Once again, Soldier Mountain ski area north of Fairfield is for sale.
In 2012, the resort was donated by then-owner actor Bruce Willis to a local nonprofit community organization formed specifically to own and manage it. In November 2015, the organization sold it to Bend, Ore., residents Matt and Diane McFerran for $149,000—equal to the debt the organization said it had accumulated after three years of operation.
Now, the McFerrans say the mountain needs more of an investment than they can afford. Diane McFerran said the couple took out a loan when they bought the ski area.
“It’s just become clear to us that it needs more financial [input] than we thought,” McFerran said. “We’re not wealthy. We’re just not comfortable getting more of a loan.”
According to the ski area’s website, the McFerrans have made improvements to the lodge, cat skiing areas, equipment and marketing efforts. However, the website says, “To truly realize the property’s potential, Soldier needs the capital for improvements like snow-making equipment for the main runs.”
Soldier Mountain does have a snowmaking system in place.
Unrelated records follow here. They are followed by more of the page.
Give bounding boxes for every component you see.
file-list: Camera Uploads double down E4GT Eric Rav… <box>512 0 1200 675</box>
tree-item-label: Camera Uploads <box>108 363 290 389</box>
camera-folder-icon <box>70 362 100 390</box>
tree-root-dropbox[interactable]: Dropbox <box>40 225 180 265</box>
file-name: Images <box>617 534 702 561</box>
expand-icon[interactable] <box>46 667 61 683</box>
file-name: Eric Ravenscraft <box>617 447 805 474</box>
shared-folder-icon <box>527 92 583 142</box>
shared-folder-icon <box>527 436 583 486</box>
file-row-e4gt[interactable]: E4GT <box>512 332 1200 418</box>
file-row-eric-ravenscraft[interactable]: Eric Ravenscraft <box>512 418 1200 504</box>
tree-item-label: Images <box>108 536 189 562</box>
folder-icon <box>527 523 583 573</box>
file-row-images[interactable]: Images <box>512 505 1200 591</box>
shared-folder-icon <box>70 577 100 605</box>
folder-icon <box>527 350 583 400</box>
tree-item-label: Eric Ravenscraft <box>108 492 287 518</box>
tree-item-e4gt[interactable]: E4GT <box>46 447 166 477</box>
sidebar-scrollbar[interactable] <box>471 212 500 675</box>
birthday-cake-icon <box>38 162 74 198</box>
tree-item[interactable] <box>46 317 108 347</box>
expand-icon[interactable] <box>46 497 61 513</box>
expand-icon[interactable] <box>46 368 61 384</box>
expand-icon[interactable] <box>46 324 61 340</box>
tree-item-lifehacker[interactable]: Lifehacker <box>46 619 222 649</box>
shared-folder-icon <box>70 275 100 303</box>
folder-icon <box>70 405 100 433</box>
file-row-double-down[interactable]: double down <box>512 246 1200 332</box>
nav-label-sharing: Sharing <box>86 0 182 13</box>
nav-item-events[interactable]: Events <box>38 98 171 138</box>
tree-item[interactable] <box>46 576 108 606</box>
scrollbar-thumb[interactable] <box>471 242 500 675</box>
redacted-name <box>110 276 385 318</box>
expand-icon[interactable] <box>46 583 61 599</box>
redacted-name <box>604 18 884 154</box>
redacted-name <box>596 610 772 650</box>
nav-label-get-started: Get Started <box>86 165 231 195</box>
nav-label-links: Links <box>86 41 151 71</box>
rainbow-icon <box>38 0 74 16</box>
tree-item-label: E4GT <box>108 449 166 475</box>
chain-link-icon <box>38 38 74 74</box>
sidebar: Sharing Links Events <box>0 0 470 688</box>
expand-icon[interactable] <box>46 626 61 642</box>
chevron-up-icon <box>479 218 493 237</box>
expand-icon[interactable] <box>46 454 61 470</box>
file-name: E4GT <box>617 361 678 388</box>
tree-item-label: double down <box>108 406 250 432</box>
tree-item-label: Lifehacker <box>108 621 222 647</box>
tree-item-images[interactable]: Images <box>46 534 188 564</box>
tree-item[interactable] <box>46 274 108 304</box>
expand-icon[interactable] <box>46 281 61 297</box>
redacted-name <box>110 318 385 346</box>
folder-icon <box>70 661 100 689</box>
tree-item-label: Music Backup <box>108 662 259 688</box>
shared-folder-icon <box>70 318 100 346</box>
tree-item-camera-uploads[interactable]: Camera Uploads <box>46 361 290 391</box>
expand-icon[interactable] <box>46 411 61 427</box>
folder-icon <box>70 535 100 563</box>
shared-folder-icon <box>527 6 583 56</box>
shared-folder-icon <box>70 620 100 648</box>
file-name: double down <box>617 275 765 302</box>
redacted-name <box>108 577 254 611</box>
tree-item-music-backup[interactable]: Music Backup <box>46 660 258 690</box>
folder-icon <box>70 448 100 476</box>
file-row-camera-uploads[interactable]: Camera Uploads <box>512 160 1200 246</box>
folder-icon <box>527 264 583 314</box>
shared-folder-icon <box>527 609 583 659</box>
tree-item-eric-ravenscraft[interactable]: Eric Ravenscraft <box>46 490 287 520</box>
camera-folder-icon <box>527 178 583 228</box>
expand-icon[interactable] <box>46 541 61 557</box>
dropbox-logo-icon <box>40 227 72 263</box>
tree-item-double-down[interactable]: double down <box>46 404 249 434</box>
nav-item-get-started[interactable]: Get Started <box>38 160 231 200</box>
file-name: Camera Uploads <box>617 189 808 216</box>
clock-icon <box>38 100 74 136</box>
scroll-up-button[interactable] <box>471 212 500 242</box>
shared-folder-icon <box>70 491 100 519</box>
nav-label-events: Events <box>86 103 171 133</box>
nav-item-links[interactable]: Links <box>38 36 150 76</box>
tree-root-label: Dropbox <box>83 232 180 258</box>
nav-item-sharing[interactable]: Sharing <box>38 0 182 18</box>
In fact, Matt McFerran told the Idaho Mountain Express last winter, it had the first snowmaking in Idaho, installed in the mid-1970s—but it hasn’t been used since the mid-1990s. He said the mountain doesn’t have any snow guns, the system’s electrical wiring has deteriorated and the water pipes need to be pressure-tested. He estimated that getting the system operating would cost about $400,000.
The ski area operates under a permit on the Sawtooth National Forest, and its assets do not include land.
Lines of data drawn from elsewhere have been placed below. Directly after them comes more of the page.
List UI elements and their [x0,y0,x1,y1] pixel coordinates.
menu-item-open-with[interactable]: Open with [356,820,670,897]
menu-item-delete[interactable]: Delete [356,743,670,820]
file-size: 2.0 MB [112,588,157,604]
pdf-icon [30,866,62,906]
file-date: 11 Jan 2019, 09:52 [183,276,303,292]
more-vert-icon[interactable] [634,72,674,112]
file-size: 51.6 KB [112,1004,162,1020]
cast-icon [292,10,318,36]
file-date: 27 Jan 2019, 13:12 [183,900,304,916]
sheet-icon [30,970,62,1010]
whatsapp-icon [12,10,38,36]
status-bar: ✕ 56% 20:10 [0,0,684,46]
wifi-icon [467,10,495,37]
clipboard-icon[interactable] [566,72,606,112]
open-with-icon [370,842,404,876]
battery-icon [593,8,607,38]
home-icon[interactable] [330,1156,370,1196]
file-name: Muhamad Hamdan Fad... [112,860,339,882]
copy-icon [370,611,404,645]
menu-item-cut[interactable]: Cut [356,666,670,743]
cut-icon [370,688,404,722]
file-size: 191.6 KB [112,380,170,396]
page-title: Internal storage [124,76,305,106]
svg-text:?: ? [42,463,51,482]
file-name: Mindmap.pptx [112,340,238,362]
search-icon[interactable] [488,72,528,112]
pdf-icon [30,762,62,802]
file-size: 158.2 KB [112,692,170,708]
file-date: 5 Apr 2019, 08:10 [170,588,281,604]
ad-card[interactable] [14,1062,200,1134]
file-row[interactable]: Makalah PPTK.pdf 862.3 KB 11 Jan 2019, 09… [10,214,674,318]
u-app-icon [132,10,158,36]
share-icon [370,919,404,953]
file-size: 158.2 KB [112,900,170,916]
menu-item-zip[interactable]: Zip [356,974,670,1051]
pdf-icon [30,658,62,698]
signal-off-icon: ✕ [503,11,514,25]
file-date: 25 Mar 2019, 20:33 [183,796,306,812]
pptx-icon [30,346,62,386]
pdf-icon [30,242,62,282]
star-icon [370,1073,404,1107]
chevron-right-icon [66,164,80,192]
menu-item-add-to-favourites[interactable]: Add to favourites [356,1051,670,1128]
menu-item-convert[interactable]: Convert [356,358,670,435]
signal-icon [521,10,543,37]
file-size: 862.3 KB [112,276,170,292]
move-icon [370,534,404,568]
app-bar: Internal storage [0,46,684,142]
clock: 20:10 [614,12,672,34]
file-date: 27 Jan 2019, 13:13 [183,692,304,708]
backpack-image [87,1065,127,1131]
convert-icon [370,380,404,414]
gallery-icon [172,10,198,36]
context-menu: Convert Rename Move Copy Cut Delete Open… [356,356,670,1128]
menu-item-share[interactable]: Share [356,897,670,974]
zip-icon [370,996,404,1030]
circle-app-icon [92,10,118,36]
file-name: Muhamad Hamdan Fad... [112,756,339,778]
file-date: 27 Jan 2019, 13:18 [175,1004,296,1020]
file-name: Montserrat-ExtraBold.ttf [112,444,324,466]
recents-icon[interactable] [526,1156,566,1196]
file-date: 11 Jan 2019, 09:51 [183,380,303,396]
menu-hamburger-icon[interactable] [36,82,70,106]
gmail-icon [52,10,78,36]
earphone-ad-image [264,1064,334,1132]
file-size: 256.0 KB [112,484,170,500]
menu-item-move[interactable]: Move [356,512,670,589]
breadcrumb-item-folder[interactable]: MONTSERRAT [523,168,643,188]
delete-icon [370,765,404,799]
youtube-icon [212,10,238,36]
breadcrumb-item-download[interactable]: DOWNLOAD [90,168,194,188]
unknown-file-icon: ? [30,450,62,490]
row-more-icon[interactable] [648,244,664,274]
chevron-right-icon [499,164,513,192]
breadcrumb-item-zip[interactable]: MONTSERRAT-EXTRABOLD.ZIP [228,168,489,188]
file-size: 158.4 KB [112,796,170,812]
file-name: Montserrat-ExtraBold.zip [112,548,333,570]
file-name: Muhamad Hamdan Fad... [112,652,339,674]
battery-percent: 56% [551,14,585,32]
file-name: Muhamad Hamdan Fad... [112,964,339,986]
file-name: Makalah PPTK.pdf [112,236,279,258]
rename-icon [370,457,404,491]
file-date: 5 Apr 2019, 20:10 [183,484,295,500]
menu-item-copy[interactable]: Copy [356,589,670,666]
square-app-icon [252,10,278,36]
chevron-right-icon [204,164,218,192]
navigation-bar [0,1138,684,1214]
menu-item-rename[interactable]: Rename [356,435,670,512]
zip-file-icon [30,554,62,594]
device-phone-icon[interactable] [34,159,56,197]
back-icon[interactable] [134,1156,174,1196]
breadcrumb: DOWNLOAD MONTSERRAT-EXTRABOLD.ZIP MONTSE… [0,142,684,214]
In April 2017, the U.S. Forest Service approved construction of more than 7 miles of lift-served mountain-biking trails. Diane McFerran said the Forest Service has also approved construction of a bigger maintenance shop, and the area has applied for permission to use its cat-skiing yurt year-round.
“We have approval for all that—we just can’t fund it,” she said.
A new owner would have the option of keeping the McFerrans on to run day-to-day operations.
“A new owner could be as involved as they want to be,” Matt McFerran said on the website. “This is a turnkey operation. We want to see Soldier Mountain thrive, and we’re willing to help to make that happen.”
“We love Soldier,” Diane McFerran said in the interview.
She said an investment arrangement other than outright purchase of the operation might be possible, but a buyer would probably be the best solution.
She said that if the couple remains as operators of the area, they would like to reinstate the Sammis Camas Cup downhill race—a longtime tradition for Sun Valley speed lovers that was last held in March 2016. She said no one contacted them this year about staging the race.